Why Albania Is the Most Environmentally Friendly Place for Electric Cars
It's for a good reason.
If you want to drive an electric car and save the planet, you need to move to Albania. A new study released this week revealed the country is the best place to drive an electric car, as it generates all of its electricity from hydroelectric power. That means when a driver charges up their car, they know it’s coming from a renewable source, rather than fossil fuels.
“That is the one thing all of the top countries had in common — a very high percentage of their electricity comes from hydroelectric power,” Brandon Schoettle tells Inverse. He’s the co-author of the paper and project manager at the University of Michigan’s transportation research institute.
The study is a sharp reminder that with Tesla and similar brands, switching to an electric vehicle is not a magic bullet when it comes to helping the environment. Tesla CEO Elon Musk has obsessed over the electric car for 25 years, but he pairs his passion with projects like solar panels as part of a push to get the world onto clean energy. Russian president Vladimir Putin told reporters last month that because the ultimate energy source for many electric cars is oil or coal, he believed Tesla’s vehicles are not as good for the environment as cars that run on natural gas.
The recently released paper, “Fuel Sources for Electricity in the Individual Countries of the World and the Consequent Emissions from Driving Electric Vehicles,” was written in collaboration with Michael Sivak, a research professor at the institute. The pair set out to look beyond the eco-friendly marketing and find out where electric vehicles source their energy from.
The findings were stark. While an average gas-powered car gets around 32 miles to the gallon, driving an electric car in Albania is the equivalent of getting a staggering 5,100 miles per gallon of gas. Electric vehicles in the United States get around 55.4 miles per gallon, while the global average is 51.5 miles per gallon. In most cases, you’re still doing your bit to save the planet with an electric car, but it varies wildly depending on location.
“At the very least, this study is a bit of a reminder that the cleanliness of [electric vehicles] is only as clean as the indirect emissions from the fuel source(s) used to make the electricity,” Schoettle says. “But it is also a reminder that the average new vehicle in the U.S. that gets around 25 mpg is still much less clean than even the dirtiest electricity fuel sources — like in Gibraltar or Botswana, both with 29 mpg-equivalent from using 100 percent coal and/or oil to make their electricity.”

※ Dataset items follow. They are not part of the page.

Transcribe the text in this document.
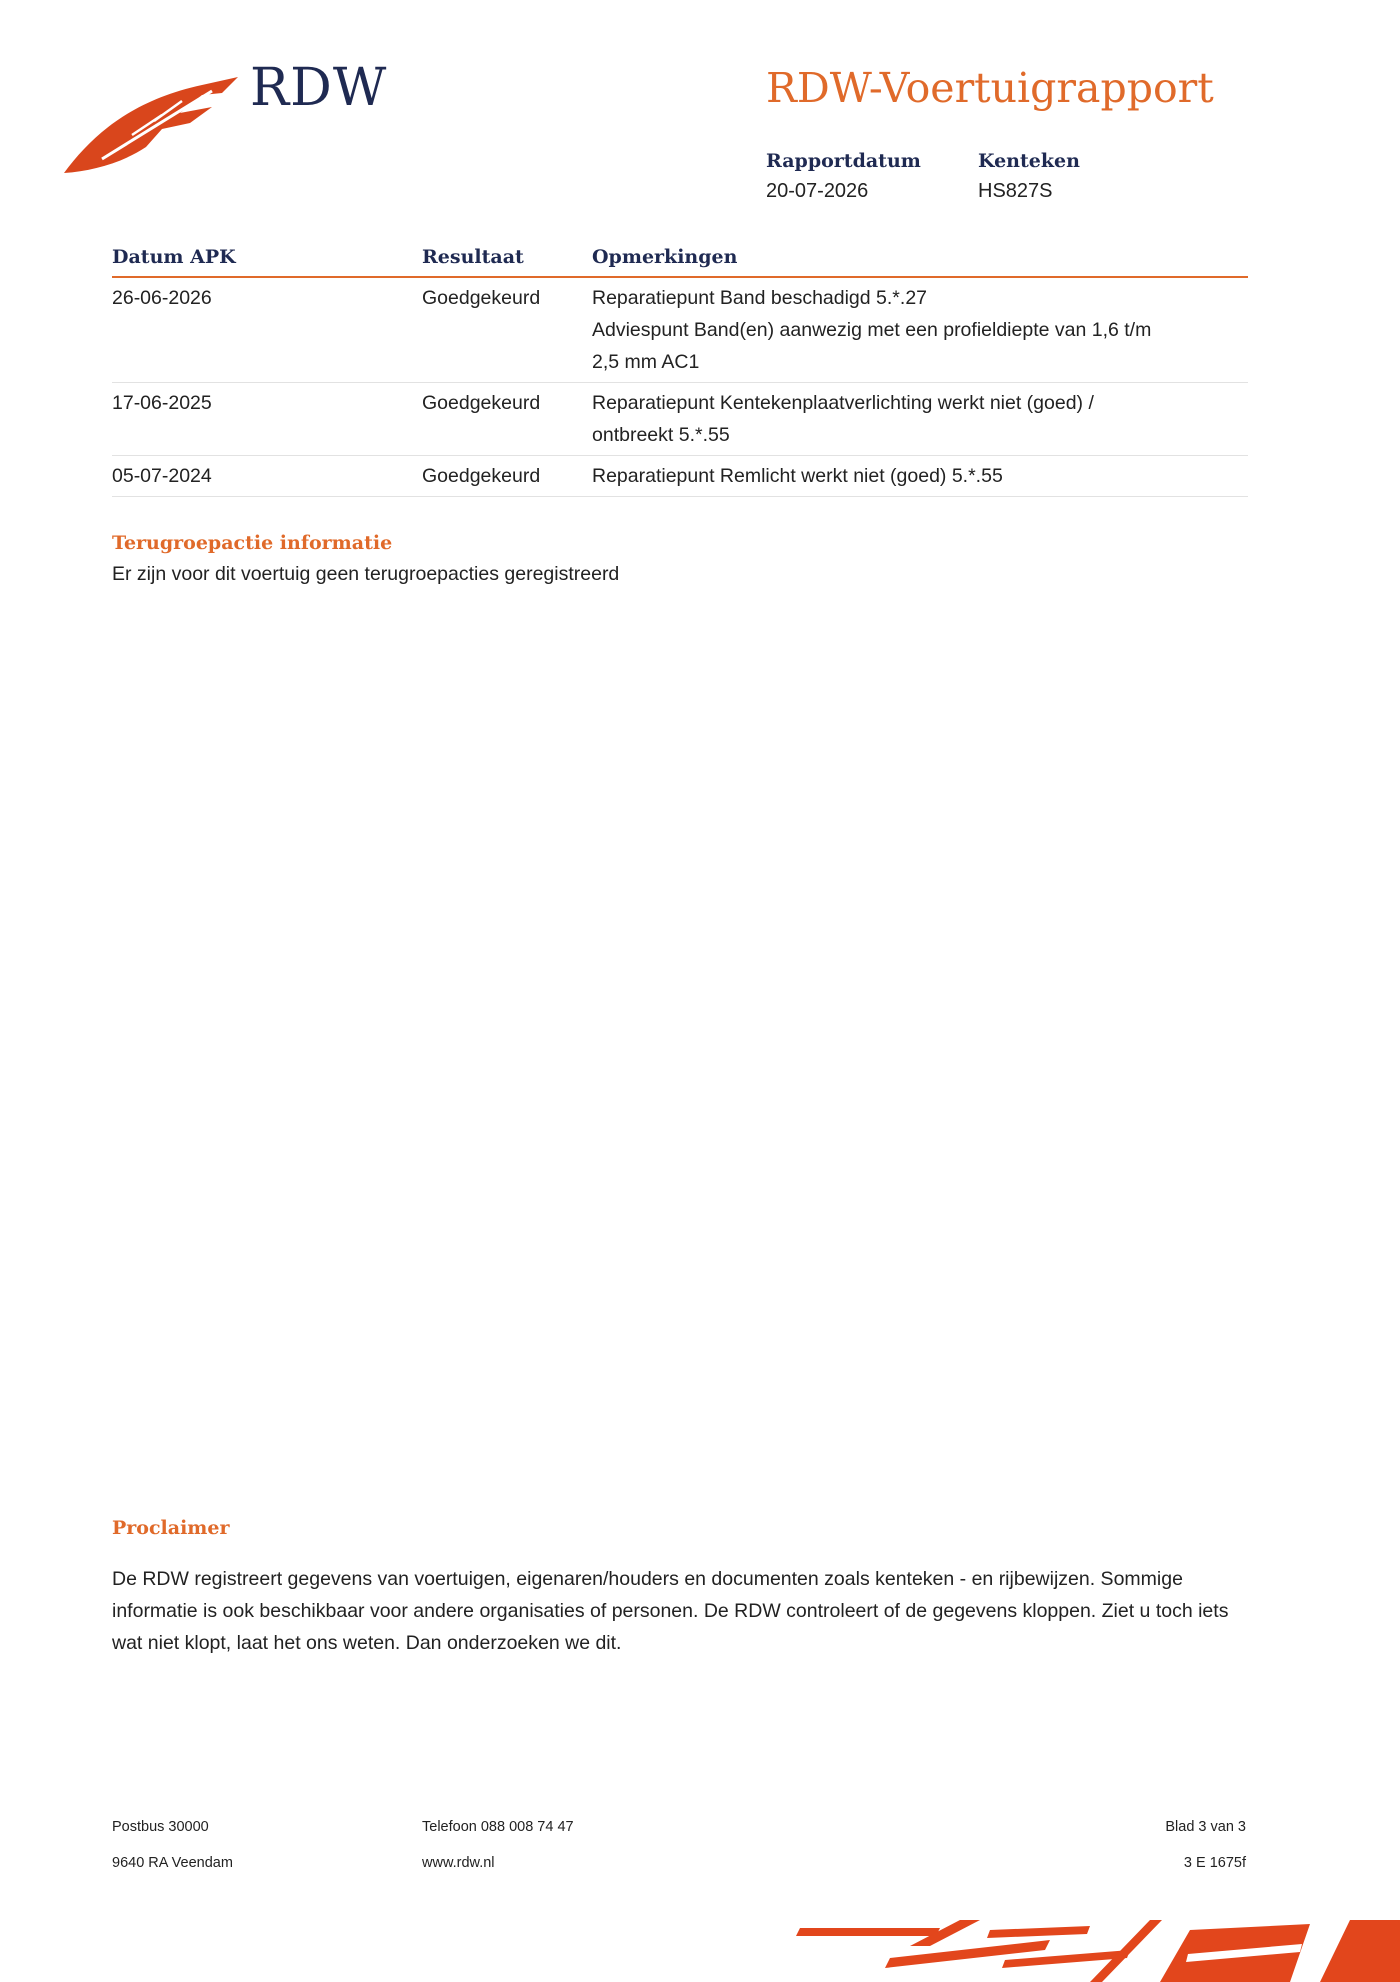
RDW	RDW-Voertuigrapport
Rapportdatum
20-07-2026
Kenteken
HS827S
Datum APK	Resultaat	Opmerkingen
26-06-2026	Goedgekeurd	Reparatiepunt Band beschadigd 5.*.27
Adviespunt Band(en) aanwezig met een profieldiepte van 1,6 t/m
2,5 mm AC1
17-06-2025	Goedgekeurd	Reparatiepunt Kentekenplaatverlichting werkt niet (goed) /
ontbreekt 5.*.55
05-07-2024	Goedgekeurd	Reparatiepunt Remlicht werkt niet (goed) 5.*.55
Terugroepactie informatie
Er zijn voor dit voertuig geen terugroepacties geregistreerd
Proclaimer
De RDW registreert gegevens van voertuigen, eigenaren/houders en documenten zoals kenteken - en rijbewijzen. Sommige informatie is ook beschikbaar voor andere organisaties of personen. De RDW controleert of de gegevens kloppen. Ziet u toch iets wat niet klopt, laat het ons weten. Dan onderzoeken we dit.
Postbus 30000
9640 RA Veendam
Telefoon 088 008 74 47
www.rdw.nl
Blad 3 van 3
3 E 1675f
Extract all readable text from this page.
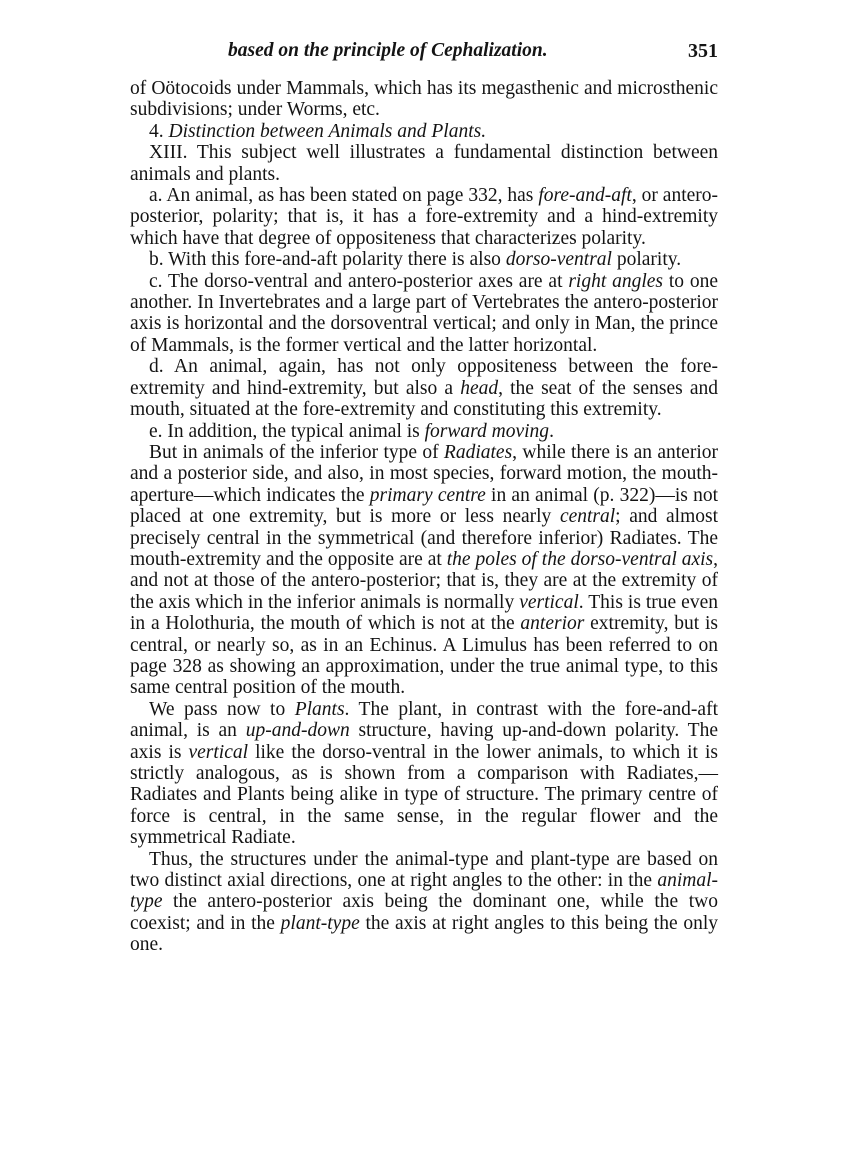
based on the principle of Cephalization.	351

of Oötocoids under Mammals, which has its megasthenic and microsthenic subdivisions; under Worms, etc.

4. Distinction between Animals and Plants.

XIII. This subject well illustrates a fundamental distinction between animals and plants.

a. An animal, as has been stated on page 332, has fore-and-aft, or antero-posterior, polarity; that is, it has a fore-extremity and a hind-extremity which have that degree of oppositeness that characterizes polarity.

b. With this fore-and-aft polarity there is also dorso-ventral polarity.

c. The dorso-ventral and antero-posterior axes are at right angles to one another. In Invertebrates and a large part of Vertebrates the antero-posterior axis is horizontal and the dorsoventral vertical; and only in Man, the prince of Mammals, is the former vertical and the latter horizontal.

d. An animal, again, has not only oppositeness between the fore-extremity and hind-extremity, but also a head, the seat of the senses and mouth, situated at the fore-extremity and constituting this extremity.

e. In addition, the typical animal is forward moving.

But in animals of the inferior type of Radiates, while there is an anterior and a posterior side, and also, in most species, forward motion, the mouth-aperture—which indicates the primary centre in an animal (p. 322)—is not placed at one extremity, but is more or less nearly central; and almost precisely central in the symmetrical (and therefore inferior) Radiates. The mouth-extremity and the opposite are at the poles of the dorso-ventral axis, and not at those of the antero-posterior; that is, they are at the extremity of the axis which in the inferior animals is normally vertical. This is true even in a Holothuria, the mouth of which is not at the anterior extremity, but is central, or nearly so, as in an Echinus. A Limulus has been referred to on page 328 as showing an approximation, under the true animal type, to this same central position of the mouth.

We pass now to Plants. The plant, in contrast with the fore-and-aft animal, is an up-and-down structure, having up-and-down polarity. The axis is vertical like the dorso-ventral in the lower animals, to which it is strictly analogous, as is shown from a comparison with Radiates,—Radiates and Plants being alike in type of structure. The primary centre of force is central, in the same sense, in the regular flower and the symmetrical Radiate.

Thus, the structures under the animal-type and plant-type are based on two distinct axial directions, one at right angles to the other: in the animal-type the antero-posterior axis being the dominant one, while the two coexist; and in the plant-type the axis at right angles to this being the only one.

If you’re specifically looking to take a Tesla for a fuel-efficient spin around Tirana, though, you may want to hold off. Tesla has not built any supercharging stations in Albania, and has no current plans to do so. The charging points provide 120 kilowatts of power to charge a 90kWh Model S to 80 percent capacity in around 30 minutes., You’ll have to cross over to Greece or Macedonia, where the company plans to build charge points in the future.